La tendance est de plus en plus forte et dépasse probablement le simple effet de mode : le monde de l'entreprise souhaite rayonner d'un impact positif autour de lui, s'engager sur le registre social ou environnemental. Le Salon des Entrepreneurs, qui a pris place à Paris les 5 et 6 février 2020, a été l'occasion d'approfondir cette idée lors du débat d'ouverture.
Dans les années 80, le groupe Téléphone dénonçait les écueils du capitalisme en chantant : « Argent, trop cher, trop grand, la vie n'a pas de prix ! » Depuis, la donne a quelque peu changé. Difficile aujourd'hui d'opposer aussi farouchement le monde des affaires, du profit, et l'exigence d'une vie authentique, soucieuse des autres et de moralité. Car indéniablement, et au-delà des façades marketing, la frontière se brouille entre business et engagement éthique.
C'est tout le propos du « positive impact » sur lequel est revenu le débat d'ouverture du Salon des Entrepreneurs 2020 le 5 février dernier. Plusieurs dirigeants ont alors témoigné de leurs efforts quotidiens pour marier leur projet commercial à des démarches sociales ou environnementales, dans une perspective de développement durable.

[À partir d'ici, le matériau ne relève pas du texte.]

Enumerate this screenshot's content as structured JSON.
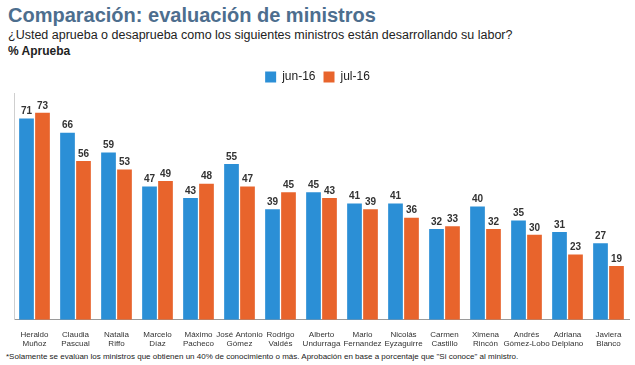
{
  "chart_data": {
    "type": "bar",
    "title": "Comparación: evaluación de ministros",
    "subtitle": "¿Usted aprueba o desaprueba como los siguientes ministros están desarrollando su labor?",
    "y_label": "% Aprueba",
    "footnote": "*Solamente se evalúan los ministros que obtienen un 40% de conocimiento o más. Aprobación en base a porcentaje que \"Si conoce\" al ministro.",
    "categories": [
      "Heraldo Muñoz",
      "Claudia Pascual",
      "Natalia Riffo",
      "Marcelo Díaz",
      "Máximo Pacheco",
      "José Antonio Gómez",
      "Rodrigo Valdés",
      "Alberto Undurraga",
      "Mario Fernandez",
      "Nicolás Eyzaguirre",
      "Carmen Castillo",
      "Ximena Rincón",
      "Andrés Gómez-Lobo",
      "Adriana Delpiano",
      "Javiera Blanco"
    ],
    "series": [
      {
        "name": "jun-16",
        "color": "#2b8fd6",
        "values": [
          71,
          66,
          59,
          47,
          43,
          55,
          39,
          45,
          41,
          41,
          32,
          40,
          35,
          31,
          27
        ]
      },
      {
        "name": "jul-16",
        "color": "#e8642c",
        "values": [
          73,
          56,
          53,
          49,
          48,
          47,
          45,
          43,
          39,
          36,
          33,
          32,
          30,
          23,
          19
        ]
      }
    ],
    "ylim": [
      0,
      80
    ],
    "grid": false,
    "legend": "top",
    "data_labels": true,
    "tick_labels": "x"
  }
}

Une autre manière d’envisager l’entrepreneuriat...
« Nous voyons apparaître une tendance extrêmement forte : c'est cette tendance au positive business, cette volonté de réconcilier dans l'entreprise toutes les dimensions d'une vie » déclare ainsi Pierre Louette, PDG du groupe Les Échos - Le Parisien, en introduction de l'événement. « Ce principe de défense de la planète, défense de l'environnement, défense aussi d'une société meilleure pour l'ensemble de ceux qui la composent, ce principe est désormais au cœur des entreprises » souligne-t-il également.
Le capitalisme serait-il en train de se piquer de moralité ? Le philosophe André Comte-Sponville soulevait la question dans un ouvrage paru en 2004. Et aujourd'hui, il semble bien que cela soit le cas… de plus en plus ! Du reste, le législateur lui-même se fait l'écho de cette évolution, avec la loi PACTE, qui a introduit en droit des sociétés la notion de raison d'être et l'exigence que les entreprises intègrent les enjeux sociaux et environnementaux. Dans le même sens, les sages de la rue de Montpensier ont tout récemment consacré un « objectif de valeur constitutionnelle de protection de l'environnement » qui doit selon eux composer avec la liberté d'entreprendre.
« Créer une entreprise à notre image, qui corresponde à nos valeurs »
Parmi les dirigeants mis à l'honneur pour leur engagement sociétal lors du débat d'ouverture, se trouve Loubna Ksibi, Co-Fondatrice de Meet My Mama. Ce traiteur fait appel aux talents culinaires de femmes issues de l'immigration et les accompagne conjointement, les forme en vue de leur intégration dans le monde du travail.
« Nous avons créé Meet My Mama pour une seule raison qui est de permettre à un maximum de femmes de vivre de leur talent pour la cuisine » explique Loubna Ksibi. « C'est aussi une démarche personnelle, avec mes deux Co-Fondateurs, de créer une entreprise à notre image, qui corresponde à nos valeurs (...) avec tout cet impact social derrière mais aussi cet impact environnemental, cette dimension de partage également, partage des cultures, partage de valeurs. »
Quand le désir de profit nourrit la philanthropie
Voilà une très belle image du « positive business » mis en avant lors du Salon des Entrepreneurs ! Cette tendance manifeste est d’ailleurs d’autant plus enthousiasmante qu'elle semble dépasser – du moins a-t-on envie d'y croire ! – le simple effet de mode ou autre affichage marketing.
Après le tout consommation, un mouvement de balancier semble s'opérer aujourd'hui et déboucher, de manière relativement profonde, vers un besoin de sens et d'engagement – particulièrement prégnant chez les jeunes – doublé d'une affinité croissante pour la création de business. Il en résulte ce curieux modèle, très actuel, de l'entreprise à impact. Les projets sociétaux ne sont plus ainsi l'apanage de l'action publique ou associative. Et ce nouveau paradigme a ceci de particulièrement puissant que la générosité est alors alimentée, paradoxalement, par toute l'énergie égoïste de la soif d'entreprendre et de la recherche du profit.
« Ce n'est pas parce que l'on est une entreprise à impact que l'on n'a pas envie d'être riche, que l'on n'a pas envie de faire de l'argent. C'est très important de le souligner car au final, on ne va pas réussir notre mission sociétale si nous n'avons pas les moyens de la réaliser » témoigne ainsi Loubna Ksibi.